163. Deputy Michael Creed asked the Minister for the Environment, Community and Local Government the criteria being used by his Department when determining which unfinished estates are to be demolished; the consent required by his Department from the various stakeholders including local authorities, financial institutions, tenants and property owners when considering demolition; and if he will make a statement on the matter. [15495/14]

Amharc ar fhreagra

Michael Creed

Ceist:

164. Deputy Michael Creed asked the Minister for the Environment, Community and Local Government the number of unfinished estates that are to be demolished in 2014; the way these estates were selected; and if he will make a statement on the matter. [15496/14]

Amharc ar fhreagra

Freagraí scríofa (Ceist ar Environment)

I propose to take Questions Nos. 163 and 164 together.

In Resolving Unfinished Housing Developments Annual Progress Report on Actions to Address Unfinished Housing Developments which was published in November 2013, and which is available on the website of the Housing Agency, http://www.housing.ie/Our-Services/Unfinished-Housing-Developments, it is apparent that there is a cohort of, mainly unoccupied, housing developments that do not appear to have long term prospects for resolution because they are in weak market areas, poorly configured and in a state of deterioration which the bond will not cover.

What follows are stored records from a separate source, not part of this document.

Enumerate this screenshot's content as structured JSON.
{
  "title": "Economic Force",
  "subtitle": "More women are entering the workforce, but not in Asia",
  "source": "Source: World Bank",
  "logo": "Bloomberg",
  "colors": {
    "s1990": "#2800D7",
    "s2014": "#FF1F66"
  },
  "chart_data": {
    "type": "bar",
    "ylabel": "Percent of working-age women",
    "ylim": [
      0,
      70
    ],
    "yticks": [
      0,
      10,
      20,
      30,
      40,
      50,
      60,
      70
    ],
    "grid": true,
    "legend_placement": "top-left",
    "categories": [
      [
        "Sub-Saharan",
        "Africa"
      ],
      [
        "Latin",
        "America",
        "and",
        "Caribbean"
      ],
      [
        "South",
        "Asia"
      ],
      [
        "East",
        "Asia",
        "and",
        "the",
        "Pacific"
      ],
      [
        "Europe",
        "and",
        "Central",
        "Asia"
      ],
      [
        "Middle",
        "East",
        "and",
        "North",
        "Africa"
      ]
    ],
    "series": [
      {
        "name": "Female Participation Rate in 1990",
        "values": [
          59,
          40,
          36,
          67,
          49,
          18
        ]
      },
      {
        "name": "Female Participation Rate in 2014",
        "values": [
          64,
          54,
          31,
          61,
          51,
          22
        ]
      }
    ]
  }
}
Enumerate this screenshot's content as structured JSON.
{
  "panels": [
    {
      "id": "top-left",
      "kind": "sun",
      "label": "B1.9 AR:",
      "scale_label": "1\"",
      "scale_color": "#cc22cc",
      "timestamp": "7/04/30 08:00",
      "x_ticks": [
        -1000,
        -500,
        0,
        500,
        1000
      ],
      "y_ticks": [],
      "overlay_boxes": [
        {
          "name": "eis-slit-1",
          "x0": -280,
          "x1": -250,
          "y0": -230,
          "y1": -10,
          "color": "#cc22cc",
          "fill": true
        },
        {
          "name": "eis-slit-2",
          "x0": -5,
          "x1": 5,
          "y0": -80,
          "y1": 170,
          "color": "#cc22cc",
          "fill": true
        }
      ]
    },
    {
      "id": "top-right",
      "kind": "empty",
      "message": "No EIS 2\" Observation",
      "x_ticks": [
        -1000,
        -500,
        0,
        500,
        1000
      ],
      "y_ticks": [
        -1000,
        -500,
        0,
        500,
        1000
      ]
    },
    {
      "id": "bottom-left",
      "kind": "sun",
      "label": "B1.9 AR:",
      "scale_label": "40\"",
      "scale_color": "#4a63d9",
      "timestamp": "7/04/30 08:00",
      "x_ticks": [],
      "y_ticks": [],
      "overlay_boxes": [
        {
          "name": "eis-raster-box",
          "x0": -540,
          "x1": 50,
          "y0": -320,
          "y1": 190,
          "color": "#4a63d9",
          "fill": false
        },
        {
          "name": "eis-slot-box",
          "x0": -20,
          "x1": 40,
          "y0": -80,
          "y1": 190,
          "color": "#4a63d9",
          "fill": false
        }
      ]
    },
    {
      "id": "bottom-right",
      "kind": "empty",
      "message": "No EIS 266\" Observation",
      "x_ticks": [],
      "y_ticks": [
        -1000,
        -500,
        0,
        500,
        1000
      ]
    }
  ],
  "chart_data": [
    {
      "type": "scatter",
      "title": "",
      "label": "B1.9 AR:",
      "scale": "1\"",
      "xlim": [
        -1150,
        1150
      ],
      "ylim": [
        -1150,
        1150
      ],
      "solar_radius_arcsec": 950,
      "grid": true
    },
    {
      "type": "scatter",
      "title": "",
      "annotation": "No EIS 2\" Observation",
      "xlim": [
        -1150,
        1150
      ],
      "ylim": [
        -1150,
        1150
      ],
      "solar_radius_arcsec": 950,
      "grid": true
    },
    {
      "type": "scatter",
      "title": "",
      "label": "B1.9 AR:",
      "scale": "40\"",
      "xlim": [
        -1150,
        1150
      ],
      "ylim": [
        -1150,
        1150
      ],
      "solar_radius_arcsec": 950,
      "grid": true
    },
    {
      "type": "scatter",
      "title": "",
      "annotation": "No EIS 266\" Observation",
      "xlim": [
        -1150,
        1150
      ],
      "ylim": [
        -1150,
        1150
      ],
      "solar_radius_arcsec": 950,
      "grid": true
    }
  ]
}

The National Co-ordination Committee on Unfinished Housing Developments, which I chair, established a Technical Group to oversee the development of a strategy for residual developments and, acknowledging that these sites are privately owned, to work with stakeholders who own and / or manage the sites.

Financial institutions have indicated that around 40 developments or parts of developments are currently likely to be returned to greenfield condition. However, this figure may vary over time as the financial institutions assess each loan on a case-by-case basis and decide an appropriate course of action. For client confidentiality reasons the locations of the developments considered at this stage most likely to be candidates for clearance cannot be disclosed.

Unless there are compelling reasons, primarily relating to public safety, the decision to clear all or part of an unfinished housing development is a matter for the owner/developer or funder acting in possession, usually acting through a receiver, and in the context of implementing a site resolution plan agreed with the l local a authority. Therefore, clearance is an intrinsic part of the asset management and disposal process by owners/developers/funders and will not normally require State intervention or funding.

The National Co-ordination Committee will continue to liaise with key stakeholders in monitoring progress in this area, including opportunities to address this cohort of developments through the normal resolution process where possible.